Implement Verification Procedures for Sensitive Requests
Every organization needs a policy that requires out-of-band verification for wire transfers, credential resets, and data requests. If the CFO emails asking for a $50,000 wire, the finance team picks up the phone and calls the CFO's known number — not the number in the email. This single control would have prevented the Ubiquiti, Toyota Boshoku, and Arup attacks.
Adopt Multi-Factor Authentication Everywhere
Multi-factor authentication (MFA) won't stop every pretexting attack, but it dramatically limits what an attacker can do with stolen credentials. Even if a helpdesk agent is tricked into resetting a password, MFA adds a second barrier. CISA recommends phishing-resistant MFA — hardware security keys or FIDO2 — as the strongest option. See CISA's MFA guidance for implementation details.

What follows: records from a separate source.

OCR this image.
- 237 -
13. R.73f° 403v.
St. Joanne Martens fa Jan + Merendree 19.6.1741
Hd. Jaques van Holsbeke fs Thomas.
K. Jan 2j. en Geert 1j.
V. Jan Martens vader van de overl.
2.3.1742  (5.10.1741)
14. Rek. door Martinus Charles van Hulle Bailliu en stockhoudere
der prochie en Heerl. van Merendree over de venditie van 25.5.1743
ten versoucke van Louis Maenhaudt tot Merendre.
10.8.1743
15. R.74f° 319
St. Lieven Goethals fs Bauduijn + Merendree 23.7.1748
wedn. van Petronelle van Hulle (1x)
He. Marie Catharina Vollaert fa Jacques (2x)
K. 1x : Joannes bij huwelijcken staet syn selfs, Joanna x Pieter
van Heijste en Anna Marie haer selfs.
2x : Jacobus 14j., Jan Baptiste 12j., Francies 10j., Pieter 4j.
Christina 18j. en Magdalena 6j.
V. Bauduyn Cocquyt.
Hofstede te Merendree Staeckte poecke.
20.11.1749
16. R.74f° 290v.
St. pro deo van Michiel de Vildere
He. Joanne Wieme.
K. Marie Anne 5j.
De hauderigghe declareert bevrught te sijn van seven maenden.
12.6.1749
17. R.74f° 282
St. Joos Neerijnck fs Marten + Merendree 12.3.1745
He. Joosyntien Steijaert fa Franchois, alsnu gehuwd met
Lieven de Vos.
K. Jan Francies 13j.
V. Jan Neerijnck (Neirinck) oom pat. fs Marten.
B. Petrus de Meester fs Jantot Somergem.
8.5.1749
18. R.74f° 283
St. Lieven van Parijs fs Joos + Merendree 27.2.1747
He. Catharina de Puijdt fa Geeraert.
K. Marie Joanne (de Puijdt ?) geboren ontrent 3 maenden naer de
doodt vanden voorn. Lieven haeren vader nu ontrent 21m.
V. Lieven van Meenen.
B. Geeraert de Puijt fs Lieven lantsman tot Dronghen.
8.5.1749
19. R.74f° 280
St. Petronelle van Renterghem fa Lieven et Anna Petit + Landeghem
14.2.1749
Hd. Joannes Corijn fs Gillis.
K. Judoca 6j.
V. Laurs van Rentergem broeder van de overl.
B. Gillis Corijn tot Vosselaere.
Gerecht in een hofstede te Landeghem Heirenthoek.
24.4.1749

Move Toward Zero Trust Architecture
A zero trust model assumes every request — internal or external — could be malicious. This means continuous verification, least-privilege access, and network segmentation. Even if a pretexting attack gives a threat actor initial access, zero trust limits lateral movement. NIST Special Publication 800-207 provides the framework: NIST SP 800-207 - Zero Trust Architecture.
Limit Public Exposure of Employee Information
The less information attackers can gather during reconnaissance, the harder it is to build a convincing pretext. Review what your company publishes on its website. Coach employees on LinkedIn privacy settings. Consider limiting the visibility of your organizational chart and internal contact directories.
What Is a Pretexting Attack and How Does It Work?
A pretexting attack is a form of social engineering where a threat actor creates a fabricated scenario — a pretext — to trick a target into divulging sensitive information, transferring funds, or granting system access. Unlike opportunistic phishing, pretexting involves targeted research and a tailored narrative. The attacker impersonates a trusted figure (executive, vendor, IT staff) and uses urgency, authority, or familiarity to bypass the target's defenses. According to the Verizon DBIR, pretexting is now the leading social engineering tactic in confirmed data breach incidents.
The $4.88M Lesson Most Organizations Learn Too Late
IBM's Cost of a Data Breach Report 2023 pegged the global average cost of a data breach at $4.45 million — a record high at the time of publication. Social engineering attacks, including pretexting, consistently rank among the costliest initial attack vectors because they bypass technical controls entirely and often go undetected for weeks.
The organizations that avoid these losses aren't the ones with the biggest security budgets. They're the ones that treat their employees as a security layer — trained, tested, and empowered to question unusual requests regardless of who's supposedly making them.
Your Employees Are Either Your Strongest Defense or Your Weakest Link
Every one of the pretexting attack examples above succeeded because a human being trusted the wrong person. Not because they were careless or unintelligent — because they were untrained. They didn't know what a pretext looks like, how urgency is weaponized, or when to pause and verify.
That's a solvable problem. Consistent, scenario-based training turns potential victims into human firewalls. Start with our cybersecurity awareness training to build a baseline, then layer in ongoing phishing simulations that test real pretexting scenarios.
The threat actors behind these attacks are investing hours into research and preparation. The question is whether your organization is investing even a fraction of that time into preparing your people to recognize and resist them.